There are two classes of Life Skills students in the high school: 13-years old to 17 and 18-years-old to 21.
Under the direction of art teacher Dave Lichtenstein, the students take a class daily and work on projects ranging from paintings to sculpture. With students on the autism spectrum, he uses hands-on sensory-based projects that allow the students to use their senses to experience the project. With one student, Oliver Miller who is severely disabled and blind due to a pre-birth stroke, Lichtenstein attaches bells to the paint brushes for Miller to “feel” the paint strokes. To understand a wave of water, Miller sculpted and painted a wave.
“I deal with the students as individuals and their needs,” said Lichtenstein, a 12-year veteran of the Lawrence district. It’s more about the process and getting them to use their senses.
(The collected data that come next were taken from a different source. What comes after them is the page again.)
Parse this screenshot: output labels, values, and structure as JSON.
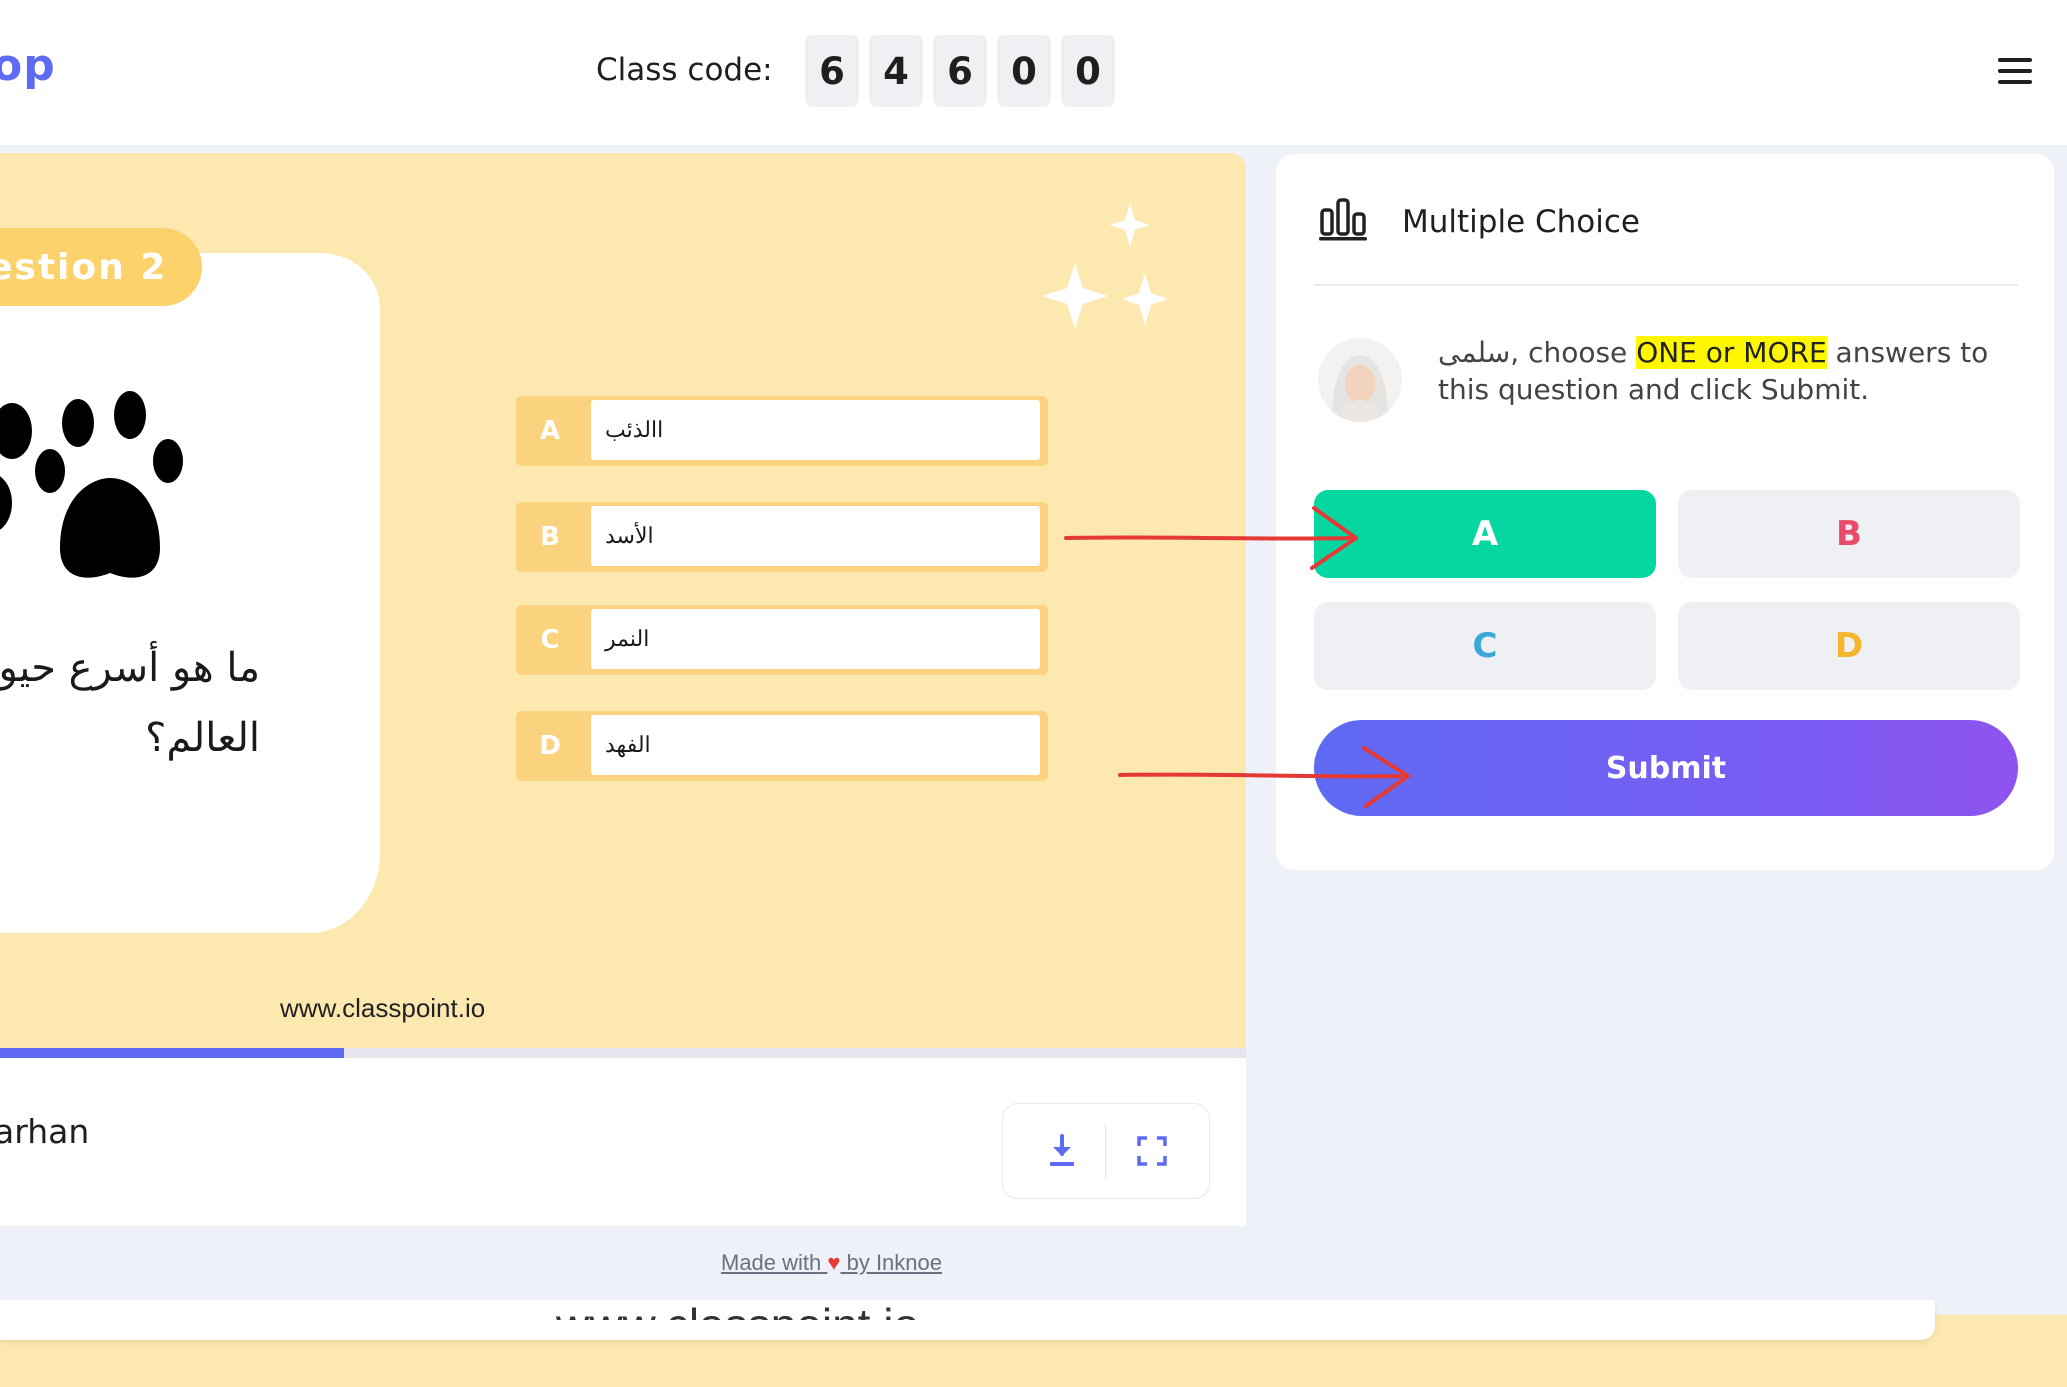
{
  "header": {
    "logo_fragment": "op",
    "class_code_label": "Class code:",
    "class_code_digits": [
      "6",
      "4",
      "6",
      "0",
      "0"
    ]
  },
  "slide": {
    "question_tag": "estion 2",
    "question_text_line1": "ما هو أسرع حيو",
    "question_text_line2": "العالم؟",
    "options": [
      {
        "letter": "A",
        "text": "االذئب"
      },
      {
        "letter": "B",
        "text": "الأسد"
      },
      {
        "letter": "C",
        "text": "النمر"
      },
      {
        "letter": "D",
        "text": "الفهد"
      }
    ],
    "watermark": "www.classpoint.io",
    "progress_fraction": 0.276
  },
  "slide_footer": {
    "presenter_name": "arhan",
    "download_icon": "download-icon",
    "fullscreen_icon": "fullscreen-icon"
  },
  "footer": {
    "made_with_prefix": "Made with",
    "made_with_suffix": "by Inknoe",
    "heart": "♥",
    "bottom_watermark": "www.classpoint.io"
  },
  "panel": {
    "title": "Multiple Choice",
    "icon": "bar-chart-icon",
    "student_name": "سلمى",
    "instruction_after_name": ", choose ",
    "instruction_highlight": "ONE or MORE",
    "instruction_rest": " answers to this question and click Submit.",
    "answers": [
      {
        "label": "A",
        "selected": true,
        "color": "#ffffff",
        "bg": "#06d6a0"
      },
      {
        "label": "B",
        "selected": false,
        "color": "#e94b6a",
        "bg": "#eef0f4"
      },
      {
        "label": "C",
        "selected": false,
        "color": "#3aa8d8",
        "bg": "#eef0f4"
      },
      {
        "label": "D",
        "selected": false,
        "color": "#f4b72a",
        "bg": "#eef0f4"
      }
    ],
    "submit_label": "Submit"
  },
  "colors": {
    "accent": "#5f6af2",
    "selected_green": "#06d6a0",
    "slide_bg": "#fde9b0",
    "annotation_red": "#e53935"
  }
}
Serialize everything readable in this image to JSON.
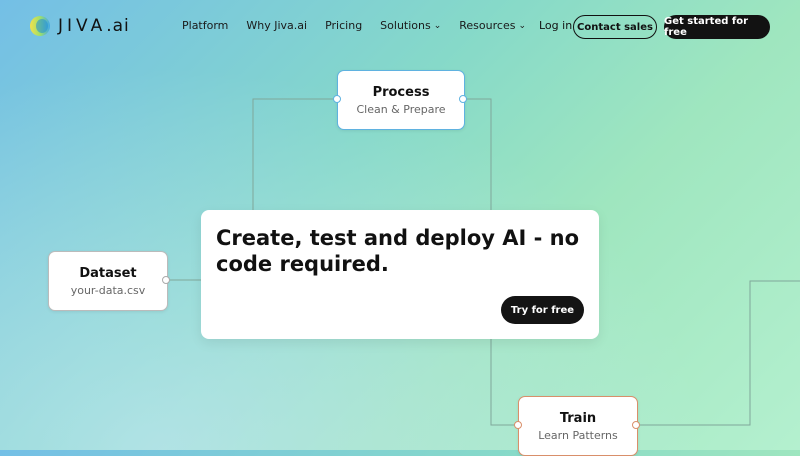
{
  "brand": {
    "name_main": "JIVA",
    "name_suffix": ".ai"
  },
  "nav": {
    "links": [
      {
        "label": "Platform",
        "dropdown": false
      },
      {
        "label": "Why Jiva.ai",
        "dropdown": false
      },
      {
        "label": "Pricing",
        "dropdown": false
      },
      {
        "label": "Solutions",
        "dropdown": true
      },
      {
        "label": "Resources",
        "dropdown": true
      }
    ],
    "login": "Log in",
    "contact": "Contact sales",
    "cta": "Get started for free"
  },
  "nodes": {
    "process": {
      "title": "Process",
      "subtitle": "Clean & Prepare"
    },
    "dataset": {
      "title": "Dataset",
      "subtitle": "your-data.csv"
    },
    "train": {
      "title": "Train",
      "subtitle": "Learn Patterns"
    }
  },
  "hero": {
    "title": "Create, test and deploy AI - no code required.",
    "button": "Try for free"
  },
  "colors": {
    "process_border": "#5fb2e0",
    "train_border": "#d98f6a",
    "dark": "#121212"
  }
}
That’s the fun part.”
This school year, music teacher Alan Katz, who has taught special-needs students throughout his 29-year career, helped the Life Skills students augmented by general education students form Life Rhythms, a percussion group that performed on Long Island and at Epcot Center at Disney World on the school district’s March trip. “The kids have input,” Katz said. “We started with traditional beats, then there were variations. I would leave the room and the kids would come up with something.”